What might be discerned from the tenor of the submissions is something of a shift in focus in the Linked Data space, according to workshop chair Dr. Michael Hausenblas, Linked Data Research Centre, DERI, NUI Galway, Ireland. Other organizing committee members include Tim Berners-Lee, Christian Bizer and Tom Heath. “In 2008 to 2010 it was more like we were establishing the field, getting people to talk about what they do in terms of publishing and best practice around Linked Data, Open Linked Data and Linked Enterprise Data,” says Hausenblas. Now, with the web of Linked Data having grown to about 32 billion RDF triples last year, “we’re moving more towards the consumption – publishing is a necessary precondition but not an end in itself.”
The opportunity now is to show how with Linked Data it’s possible to do things more easily or cost-sensitively or otherwise in ways that are not possible with competing technologies. Offered and accepted papers hit on issues ranging from mobilizing Linked Data access to assessing and automating its quality, including when links break. “The web consumer is human and sees when a link is broken,” he says. “But software that consumes Linked Data can’t deal easily with a 404.”
In terms of making Linked Data more useable, he points to one paper that talks to discovery and integration issues using the Vocabulary of Interlinked Data Sets (VoID), an RDF based schema to describe linked datasets. Those who leverage the de facto standard can optimize processes – for example, if you do a federated query it’s possible to take only data sources into account where you know from a VoID description that they actually contribute to your answer, Hausenblas notes. Some 30 percent of the Linked Open Data cloud conforms to this, and more and more tools can generate it automatically to a certain extent, he notes.
Beyond the workshop, Hausenblas had some other Linked Data thoughts to share. As Rob Gonzalez of Cambridge Semantics has recently discussed here, there’s a case to be made for semantic technologies to have a bigger role in the NoSQL conversation – and Hausenblas offers that in general the NoSQL community can learn a lot from what the Linked Data world has been doing for some years now. “You find this more and more that there is a mutual understanding of systems overlap. We are a NoSQL graph database happy to process and consume Linked Data and RDF.” Go here to read Hausenblas’ article on a number of NoSQL systems with regard to their Linked Data processing capabilities. For example, regarding Google’s BigQuery, Hausenblas himself created bigquery-linkeddata for loading RDF/N-Triples content into Google Storage as well as exposing an endpoint for querying the data in BigQuery's SELECT syntax.

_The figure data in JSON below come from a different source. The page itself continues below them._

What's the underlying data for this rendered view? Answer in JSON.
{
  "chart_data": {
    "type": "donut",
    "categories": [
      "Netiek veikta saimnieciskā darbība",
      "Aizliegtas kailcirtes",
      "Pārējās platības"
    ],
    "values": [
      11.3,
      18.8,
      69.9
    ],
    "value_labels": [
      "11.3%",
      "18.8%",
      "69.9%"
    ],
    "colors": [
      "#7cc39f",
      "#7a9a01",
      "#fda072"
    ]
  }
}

Others discussed include he Apache Cassandra project, MongoDB, Apache Hadoop, and Sindice (see our story on that one here).

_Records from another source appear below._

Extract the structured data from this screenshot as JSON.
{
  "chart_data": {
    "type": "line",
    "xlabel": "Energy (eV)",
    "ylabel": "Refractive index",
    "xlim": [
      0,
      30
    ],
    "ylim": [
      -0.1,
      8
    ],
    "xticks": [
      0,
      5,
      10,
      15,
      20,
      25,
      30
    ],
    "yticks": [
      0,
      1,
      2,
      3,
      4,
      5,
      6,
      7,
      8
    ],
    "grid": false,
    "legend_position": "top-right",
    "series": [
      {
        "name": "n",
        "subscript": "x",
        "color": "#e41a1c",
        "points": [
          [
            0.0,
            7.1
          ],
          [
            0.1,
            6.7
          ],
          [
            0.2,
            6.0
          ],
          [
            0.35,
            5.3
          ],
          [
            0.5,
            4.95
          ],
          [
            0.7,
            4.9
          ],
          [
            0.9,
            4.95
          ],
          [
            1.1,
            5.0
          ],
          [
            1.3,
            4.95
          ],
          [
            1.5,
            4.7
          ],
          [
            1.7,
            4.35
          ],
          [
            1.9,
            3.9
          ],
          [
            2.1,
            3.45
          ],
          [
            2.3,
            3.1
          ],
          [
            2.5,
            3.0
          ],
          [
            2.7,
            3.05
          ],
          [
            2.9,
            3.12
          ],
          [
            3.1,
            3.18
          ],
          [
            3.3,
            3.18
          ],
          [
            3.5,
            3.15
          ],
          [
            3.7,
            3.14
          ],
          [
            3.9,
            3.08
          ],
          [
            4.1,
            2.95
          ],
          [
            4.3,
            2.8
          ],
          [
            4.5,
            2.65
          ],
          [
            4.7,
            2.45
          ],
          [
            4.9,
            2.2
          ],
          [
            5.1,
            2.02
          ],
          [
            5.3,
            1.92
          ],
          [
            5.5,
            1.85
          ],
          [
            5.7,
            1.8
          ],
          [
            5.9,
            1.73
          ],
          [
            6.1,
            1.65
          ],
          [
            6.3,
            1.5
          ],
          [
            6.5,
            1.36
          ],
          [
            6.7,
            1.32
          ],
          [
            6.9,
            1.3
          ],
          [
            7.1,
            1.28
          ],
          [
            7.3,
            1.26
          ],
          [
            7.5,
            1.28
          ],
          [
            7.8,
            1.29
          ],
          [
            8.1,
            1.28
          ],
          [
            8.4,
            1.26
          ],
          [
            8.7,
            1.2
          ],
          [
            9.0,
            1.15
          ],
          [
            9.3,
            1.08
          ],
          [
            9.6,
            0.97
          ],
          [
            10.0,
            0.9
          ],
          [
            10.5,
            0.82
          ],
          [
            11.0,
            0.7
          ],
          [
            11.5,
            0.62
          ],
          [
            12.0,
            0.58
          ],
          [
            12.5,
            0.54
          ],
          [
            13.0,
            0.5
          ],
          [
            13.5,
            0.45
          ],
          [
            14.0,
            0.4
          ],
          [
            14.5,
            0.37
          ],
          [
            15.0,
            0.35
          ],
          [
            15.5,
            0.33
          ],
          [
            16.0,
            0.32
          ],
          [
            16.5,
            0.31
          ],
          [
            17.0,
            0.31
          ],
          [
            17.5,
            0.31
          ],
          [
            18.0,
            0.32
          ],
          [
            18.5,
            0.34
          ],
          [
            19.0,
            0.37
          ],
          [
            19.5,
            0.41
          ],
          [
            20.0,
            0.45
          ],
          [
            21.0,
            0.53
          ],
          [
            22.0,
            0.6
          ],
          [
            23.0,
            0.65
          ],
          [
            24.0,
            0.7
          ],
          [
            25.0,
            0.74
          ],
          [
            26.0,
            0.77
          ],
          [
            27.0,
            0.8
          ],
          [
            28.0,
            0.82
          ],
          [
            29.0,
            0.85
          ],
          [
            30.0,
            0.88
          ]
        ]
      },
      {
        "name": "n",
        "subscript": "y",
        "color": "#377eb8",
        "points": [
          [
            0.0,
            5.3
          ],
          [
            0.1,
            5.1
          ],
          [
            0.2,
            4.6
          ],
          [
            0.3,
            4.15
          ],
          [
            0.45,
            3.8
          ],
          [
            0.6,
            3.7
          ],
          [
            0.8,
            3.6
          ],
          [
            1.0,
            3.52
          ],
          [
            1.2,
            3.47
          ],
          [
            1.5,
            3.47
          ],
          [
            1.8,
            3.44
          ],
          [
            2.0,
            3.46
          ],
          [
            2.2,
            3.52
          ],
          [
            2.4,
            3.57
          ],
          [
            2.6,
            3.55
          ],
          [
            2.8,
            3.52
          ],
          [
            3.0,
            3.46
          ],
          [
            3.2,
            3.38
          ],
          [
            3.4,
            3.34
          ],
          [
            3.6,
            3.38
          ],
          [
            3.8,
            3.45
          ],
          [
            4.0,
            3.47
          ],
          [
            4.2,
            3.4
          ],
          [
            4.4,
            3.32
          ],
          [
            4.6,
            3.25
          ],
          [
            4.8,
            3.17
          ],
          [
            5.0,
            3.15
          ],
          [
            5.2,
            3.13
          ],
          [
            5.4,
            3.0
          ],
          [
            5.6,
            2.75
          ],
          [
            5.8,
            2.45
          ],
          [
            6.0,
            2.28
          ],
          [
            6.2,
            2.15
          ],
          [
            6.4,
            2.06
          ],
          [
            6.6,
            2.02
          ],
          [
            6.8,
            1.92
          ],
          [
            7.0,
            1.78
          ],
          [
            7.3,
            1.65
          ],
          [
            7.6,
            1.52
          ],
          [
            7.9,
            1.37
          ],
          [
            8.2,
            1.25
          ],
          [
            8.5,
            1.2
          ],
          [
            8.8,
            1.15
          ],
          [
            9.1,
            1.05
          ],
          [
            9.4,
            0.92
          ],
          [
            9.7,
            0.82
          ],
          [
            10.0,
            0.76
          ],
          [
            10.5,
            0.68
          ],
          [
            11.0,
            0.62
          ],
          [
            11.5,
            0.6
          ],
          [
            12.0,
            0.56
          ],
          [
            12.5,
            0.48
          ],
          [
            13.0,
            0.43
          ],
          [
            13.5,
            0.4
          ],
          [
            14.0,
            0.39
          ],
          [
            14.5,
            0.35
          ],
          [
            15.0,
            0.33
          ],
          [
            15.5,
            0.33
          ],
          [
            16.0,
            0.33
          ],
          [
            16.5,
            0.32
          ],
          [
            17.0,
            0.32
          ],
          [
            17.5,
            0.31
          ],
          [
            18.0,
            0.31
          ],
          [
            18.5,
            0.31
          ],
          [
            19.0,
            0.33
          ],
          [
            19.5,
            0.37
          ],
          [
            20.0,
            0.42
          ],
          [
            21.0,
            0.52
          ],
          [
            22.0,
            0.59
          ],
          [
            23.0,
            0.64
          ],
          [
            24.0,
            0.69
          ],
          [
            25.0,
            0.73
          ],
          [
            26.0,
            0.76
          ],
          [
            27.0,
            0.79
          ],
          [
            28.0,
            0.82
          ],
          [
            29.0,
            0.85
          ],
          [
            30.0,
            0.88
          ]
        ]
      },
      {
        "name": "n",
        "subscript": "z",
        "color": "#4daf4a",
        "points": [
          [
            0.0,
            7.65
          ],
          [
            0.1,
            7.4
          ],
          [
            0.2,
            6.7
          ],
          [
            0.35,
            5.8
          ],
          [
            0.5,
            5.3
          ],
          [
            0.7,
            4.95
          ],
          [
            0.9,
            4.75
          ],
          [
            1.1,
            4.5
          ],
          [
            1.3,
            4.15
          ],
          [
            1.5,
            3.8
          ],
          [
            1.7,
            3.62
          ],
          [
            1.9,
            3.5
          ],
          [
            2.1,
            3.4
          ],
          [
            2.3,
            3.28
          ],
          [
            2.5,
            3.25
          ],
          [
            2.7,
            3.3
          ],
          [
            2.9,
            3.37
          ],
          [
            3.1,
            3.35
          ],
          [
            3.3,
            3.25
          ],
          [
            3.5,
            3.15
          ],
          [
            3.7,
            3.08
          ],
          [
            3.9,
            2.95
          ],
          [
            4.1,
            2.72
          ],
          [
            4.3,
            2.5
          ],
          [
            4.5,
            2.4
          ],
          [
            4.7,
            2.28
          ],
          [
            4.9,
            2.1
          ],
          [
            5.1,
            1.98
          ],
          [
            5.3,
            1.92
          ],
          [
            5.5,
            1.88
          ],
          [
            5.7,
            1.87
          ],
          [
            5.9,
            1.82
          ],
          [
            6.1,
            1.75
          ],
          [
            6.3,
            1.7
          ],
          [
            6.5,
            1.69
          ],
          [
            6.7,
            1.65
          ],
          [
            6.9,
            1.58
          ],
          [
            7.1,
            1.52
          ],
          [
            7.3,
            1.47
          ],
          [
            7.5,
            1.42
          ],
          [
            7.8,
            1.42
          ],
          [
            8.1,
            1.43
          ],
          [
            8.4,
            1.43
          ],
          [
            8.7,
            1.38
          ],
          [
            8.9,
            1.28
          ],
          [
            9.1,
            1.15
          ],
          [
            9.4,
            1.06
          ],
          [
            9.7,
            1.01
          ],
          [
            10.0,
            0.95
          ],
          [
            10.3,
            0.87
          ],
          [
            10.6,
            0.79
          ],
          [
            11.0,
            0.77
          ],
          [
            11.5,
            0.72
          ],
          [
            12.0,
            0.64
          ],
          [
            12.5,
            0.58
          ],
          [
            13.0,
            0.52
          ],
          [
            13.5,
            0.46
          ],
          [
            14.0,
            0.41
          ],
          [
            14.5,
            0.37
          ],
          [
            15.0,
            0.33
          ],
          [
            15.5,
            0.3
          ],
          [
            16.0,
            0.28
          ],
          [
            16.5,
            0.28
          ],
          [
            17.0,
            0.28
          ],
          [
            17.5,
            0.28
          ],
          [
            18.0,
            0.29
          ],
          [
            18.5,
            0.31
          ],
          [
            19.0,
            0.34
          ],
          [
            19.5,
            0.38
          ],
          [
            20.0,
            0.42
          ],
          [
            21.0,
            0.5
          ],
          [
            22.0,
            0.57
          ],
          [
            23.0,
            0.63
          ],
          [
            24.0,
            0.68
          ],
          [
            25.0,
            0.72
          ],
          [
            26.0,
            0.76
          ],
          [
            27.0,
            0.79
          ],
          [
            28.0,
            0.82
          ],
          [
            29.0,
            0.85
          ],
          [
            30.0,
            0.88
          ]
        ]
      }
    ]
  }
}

He also notes that the W3C is working on a Linked Data Platform working group that will take into consideration an IBM proposal for a collection of best practices and a simple approach for Linked Data (see here). In its proposal IBM wrote, “We believe that Linked Data has the potential to solve some important problems that have frustrated the IT industry for many years, or at least to make significant advances in that direction. But this potential will be realized only if we can establish and communicate a much richer body of knowledge about how to exploit these technologies. In some cases, there also are gaps in the Linked Data standards that need to be addressed.”